Haplotypes are detailed in the S2 Table. Numbers at nodes are for bootstrap percentages (≥ 50%) and posterior probabilities (≥ 0.85). Black circles indicate nodes with BP = 100% and PP = 1.00, while grey circles are for nodes with a weak support (BP < 50% and PP < 0.85). Nodes with “-”are weakly supported in maximum likelihood approach or Bayesian inference. Branches with “*” indicate short internal branches not significantly different from zero.
Fig 2Chronogram showing the divergence time estimates (A) and lineages through time plot (B) of all the Apistogramma species taken into account in the present study.

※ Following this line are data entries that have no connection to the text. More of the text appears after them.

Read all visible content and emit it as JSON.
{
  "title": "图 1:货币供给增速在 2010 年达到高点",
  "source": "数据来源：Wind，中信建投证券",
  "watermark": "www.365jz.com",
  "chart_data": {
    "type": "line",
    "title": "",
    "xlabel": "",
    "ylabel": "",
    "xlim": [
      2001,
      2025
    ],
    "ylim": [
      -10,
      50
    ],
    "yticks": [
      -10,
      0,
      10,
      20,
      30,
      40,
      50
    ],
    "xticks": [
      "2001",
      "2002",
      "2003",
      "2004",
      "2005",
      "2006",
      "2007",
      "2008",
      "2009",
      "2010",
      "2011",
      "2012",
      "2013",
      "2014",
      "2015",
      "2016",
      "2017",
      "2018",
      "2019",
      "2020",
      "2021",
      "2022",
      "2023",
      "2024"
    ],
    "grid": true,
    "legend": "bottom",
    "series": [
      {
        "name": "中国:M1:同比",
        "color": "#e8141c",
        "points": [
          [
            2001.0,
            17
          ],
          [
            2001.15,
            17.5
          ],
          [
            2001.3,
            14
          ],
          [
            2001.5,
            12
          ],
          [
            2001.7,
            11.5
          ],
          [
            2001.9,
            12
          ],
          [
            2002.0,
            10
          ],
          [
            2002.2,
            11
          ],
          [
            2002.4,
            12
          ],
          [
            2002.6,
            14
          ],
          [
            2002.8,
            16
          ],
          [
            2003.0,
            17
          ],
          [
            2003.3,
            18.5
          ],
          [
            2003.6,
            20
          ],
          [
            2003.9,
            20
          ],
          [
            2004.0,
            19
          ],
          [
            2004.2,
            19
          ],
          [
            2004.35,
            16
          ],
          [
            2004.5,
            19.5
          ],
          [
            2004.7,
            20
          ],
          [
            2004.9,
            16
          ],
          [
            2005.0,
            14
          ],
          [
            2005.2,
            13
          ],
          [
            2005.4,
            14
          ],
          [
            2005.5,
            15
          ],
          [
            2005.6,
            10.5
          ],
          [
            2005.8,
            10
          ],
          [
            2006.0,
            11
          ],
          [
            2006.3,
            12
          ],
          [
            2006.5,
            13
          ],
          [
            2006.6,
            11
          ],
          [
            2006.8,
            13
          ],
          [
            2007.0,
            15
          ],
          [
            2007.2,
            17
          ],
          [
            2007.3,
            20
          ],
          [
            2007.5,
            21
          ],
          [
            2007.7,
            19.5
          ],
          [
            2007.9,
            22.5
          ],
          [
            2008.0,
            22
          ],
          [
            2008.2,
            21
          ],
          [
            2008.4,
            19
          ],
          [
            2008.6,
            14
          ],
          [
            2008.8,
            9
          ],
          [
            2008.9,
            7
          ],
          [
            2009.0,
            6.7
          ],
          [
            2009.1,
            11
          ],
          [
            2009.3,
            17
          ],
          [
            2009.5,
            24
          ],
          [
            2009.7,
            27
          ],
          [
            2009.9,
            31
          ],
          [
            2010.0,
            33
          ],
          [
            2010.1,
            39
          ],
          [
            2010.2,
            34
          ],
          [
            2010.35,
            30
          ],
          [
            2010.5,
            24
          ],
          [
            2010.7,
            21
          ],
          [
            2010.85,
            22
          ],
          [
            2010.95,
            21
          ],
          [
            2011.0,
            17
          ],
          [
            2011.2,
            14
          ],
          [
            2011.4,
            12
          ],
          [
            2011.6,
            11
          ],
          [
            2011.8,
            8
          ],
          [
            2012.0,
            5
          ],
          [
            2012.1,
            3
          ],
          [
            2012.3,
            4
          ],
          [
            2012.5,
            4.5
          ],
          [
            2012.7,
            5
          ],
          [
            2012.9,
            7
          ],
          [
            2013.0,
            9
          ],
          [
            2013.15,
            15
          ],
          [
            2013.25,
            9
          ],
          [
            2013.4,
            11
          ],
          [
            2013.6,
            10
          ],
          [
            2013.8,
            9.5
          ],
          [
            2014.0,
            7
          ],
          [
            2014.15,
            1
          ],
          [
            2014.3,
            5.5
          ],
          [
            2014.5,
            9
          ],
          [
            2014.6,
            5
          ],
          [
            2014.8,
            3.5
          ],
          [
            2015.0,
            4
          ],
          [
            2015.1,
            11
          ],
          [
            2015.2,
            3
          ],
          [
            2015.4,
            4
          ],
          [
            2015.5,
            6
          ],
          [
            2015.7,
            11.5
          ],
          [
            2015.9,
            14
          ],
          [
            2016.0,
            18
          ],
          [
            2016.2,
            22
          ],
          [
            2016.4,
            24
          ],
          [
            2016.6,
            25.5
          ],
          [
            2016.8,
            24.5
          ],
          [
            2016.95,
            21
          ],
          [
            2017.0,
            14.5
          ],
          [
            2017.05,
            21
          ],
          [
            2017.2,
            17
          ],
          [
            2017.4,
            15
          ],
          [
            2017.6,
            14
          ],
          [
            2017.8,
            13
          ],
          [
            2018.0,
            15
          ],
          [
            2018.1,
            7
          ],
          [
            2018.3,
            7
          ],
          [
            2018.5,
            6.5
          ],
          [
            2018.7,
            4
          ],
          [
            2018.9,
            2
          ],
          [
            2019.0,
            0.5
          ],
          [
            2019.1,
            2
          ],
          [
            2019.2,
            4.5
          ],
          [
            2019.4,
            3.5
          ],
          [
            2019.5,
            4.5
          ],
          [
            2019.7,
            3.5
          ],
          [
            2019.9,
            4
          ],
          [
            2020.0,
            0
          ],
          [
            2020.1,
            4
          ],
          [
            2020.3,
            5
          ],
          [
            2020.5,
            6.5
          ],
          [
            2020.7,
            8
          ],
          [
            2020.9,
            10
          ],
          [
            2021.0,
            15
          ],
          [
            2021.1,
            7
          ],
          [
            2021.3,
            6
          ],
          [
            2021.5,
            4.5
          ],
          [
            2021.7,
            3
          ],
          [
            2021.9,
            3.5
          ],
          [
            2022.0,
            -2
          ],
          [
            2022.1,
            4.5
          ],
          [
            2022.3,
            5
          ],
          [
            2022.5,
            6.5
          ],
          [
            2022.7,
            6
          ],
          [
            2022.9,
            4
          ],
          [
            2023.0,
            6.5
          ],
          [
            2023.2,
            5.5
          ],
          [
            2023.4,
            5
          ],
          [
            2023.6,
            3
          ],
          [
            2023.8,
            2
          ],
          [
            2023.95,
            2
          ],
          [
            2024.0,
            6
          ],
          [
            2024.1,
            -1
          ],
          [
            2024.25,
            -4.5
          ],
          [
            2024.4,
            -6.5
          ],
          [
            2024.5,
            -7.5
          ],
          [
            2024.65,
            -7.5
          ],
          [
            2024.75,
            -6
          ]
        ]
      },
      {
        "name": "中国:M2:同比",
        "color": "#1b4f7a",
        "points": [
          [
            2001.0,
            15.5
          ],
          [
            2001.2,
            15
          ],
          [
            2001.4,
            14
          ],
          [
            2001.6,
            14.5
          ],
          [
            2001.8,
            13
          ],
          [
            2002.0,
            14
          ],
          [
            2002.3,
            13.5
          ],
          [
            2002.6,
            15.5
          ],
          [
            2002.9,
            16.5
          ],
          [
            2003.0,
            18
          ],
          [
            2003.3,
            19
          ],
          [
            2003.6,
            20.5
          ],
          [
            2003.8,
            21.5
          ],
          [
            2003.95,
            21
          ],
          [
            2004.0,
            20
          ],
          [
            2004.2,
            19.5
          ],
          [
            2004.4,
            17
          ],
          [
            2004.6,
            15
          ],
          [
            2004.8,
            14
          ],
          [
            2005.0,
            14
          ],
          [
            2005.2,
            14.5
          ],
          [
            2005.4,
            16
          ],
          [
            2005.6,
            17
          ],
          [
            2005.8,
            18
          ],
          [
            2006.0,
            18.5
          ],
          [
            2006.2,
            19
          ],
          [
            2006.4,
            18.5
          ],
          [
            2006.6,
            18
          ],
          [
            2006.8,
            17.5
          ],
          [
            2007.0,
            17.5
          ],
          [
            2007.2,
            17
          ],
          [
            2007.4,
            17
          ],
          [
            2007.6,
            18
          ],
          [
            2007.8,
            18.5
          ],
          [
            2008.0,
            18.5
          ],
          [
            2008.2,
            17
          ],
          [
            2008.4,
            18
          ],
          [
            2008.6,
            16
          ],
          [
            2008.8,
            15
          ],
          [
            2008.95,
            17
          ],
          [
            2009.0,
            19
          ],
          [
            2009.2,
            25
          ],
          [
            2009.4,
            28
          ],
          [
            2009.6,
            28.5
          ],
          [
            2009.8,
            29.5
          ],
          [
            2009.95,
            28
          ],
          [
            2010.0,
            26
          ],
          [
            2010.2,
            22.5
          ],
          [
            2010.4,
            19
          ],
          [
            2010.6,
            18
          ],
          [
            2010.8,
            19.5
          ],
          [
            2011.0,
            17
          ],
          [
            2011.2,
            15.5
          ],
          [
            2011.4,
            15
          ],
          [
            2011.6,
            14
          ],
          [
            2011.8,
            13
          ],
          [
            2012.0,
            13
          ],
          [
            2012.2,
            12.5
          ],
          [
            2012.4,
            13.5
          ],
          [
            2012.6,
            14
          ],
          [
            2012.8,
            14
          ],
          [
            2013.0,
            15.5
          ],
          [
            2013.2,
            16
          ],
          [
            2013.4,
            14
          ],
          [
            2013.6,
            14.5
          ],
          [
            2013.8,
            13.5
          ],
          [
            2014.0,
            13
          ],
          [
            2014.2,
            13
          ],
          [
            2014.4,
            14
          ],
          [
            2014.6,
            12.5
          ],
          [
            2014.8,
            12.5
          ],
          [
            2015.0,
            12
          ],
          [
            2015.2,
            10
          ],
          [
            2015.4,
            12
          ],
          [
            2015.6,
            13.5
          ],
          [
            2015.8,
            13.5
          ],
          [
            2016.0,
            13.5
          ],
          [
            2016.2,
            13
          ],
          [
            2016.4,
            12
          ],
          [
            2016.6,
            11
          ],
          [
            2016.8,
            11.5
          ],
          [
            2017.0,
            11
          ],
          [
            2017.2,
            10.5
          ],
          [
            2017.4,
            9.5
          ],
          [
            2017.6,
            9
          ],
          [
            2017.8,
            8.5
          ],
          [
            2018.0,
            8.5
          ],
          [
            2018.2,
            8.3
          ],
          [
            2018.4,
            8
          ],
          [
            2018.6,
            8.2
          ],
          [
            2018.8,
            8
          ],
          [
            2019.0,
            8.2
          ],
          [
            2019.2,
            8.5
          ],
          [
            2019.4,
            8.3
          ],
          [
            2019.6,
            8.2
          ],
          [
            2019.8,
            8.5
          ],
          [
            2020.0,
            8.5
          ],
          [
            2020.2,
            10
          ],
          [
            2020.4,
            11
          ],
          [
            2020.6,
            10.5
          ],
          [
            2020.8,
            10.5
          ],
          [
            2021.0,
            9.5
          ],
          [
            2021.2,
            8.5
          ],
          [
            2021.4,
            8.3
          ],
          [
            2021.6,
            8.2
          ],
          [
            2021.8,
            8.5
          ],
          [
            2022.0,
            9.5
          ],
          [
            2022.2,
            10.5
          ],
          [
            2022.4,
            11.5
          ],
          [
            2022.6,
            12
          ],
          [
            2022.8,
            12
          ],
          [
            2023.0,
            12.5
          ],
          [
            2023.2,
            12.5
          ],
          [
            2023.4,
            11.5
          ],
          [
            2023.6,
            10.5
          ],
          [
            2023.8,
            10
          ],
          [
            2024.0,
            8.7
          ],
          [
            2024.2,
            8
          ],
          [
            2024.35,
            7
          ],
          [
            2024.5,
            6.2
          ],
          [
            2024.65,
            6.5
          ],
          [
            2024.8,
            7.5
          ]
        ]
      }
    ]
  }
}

A: values at nodes and with species names reflect the time (in Myr) to the most recent common ancestor and, in brackets, the 95% confidence intervals. Values with species names are divergence times estimated from the mitochondrial dataset. Grey circles are for nodes with posterior probabilities < 0.85. PL. and IV are for the Pliocene and the Quaternary, respectively. B: the x-axis represents the time before present in Myr, while the y-axis is the number of species (N) on a logarithmic scale. The black line is for LTT plot constructed from the species tree (A), while the blue lines are for the predicted LTT curve obtained with λ = 0.072 (dashed lines are the 95% prediction interval). The insert shows two predicted LTT curves with λ = 0.072 and N = 30 (blue), and λ = 0.103 and N = 100 (red). The two curves were standardized to be compared.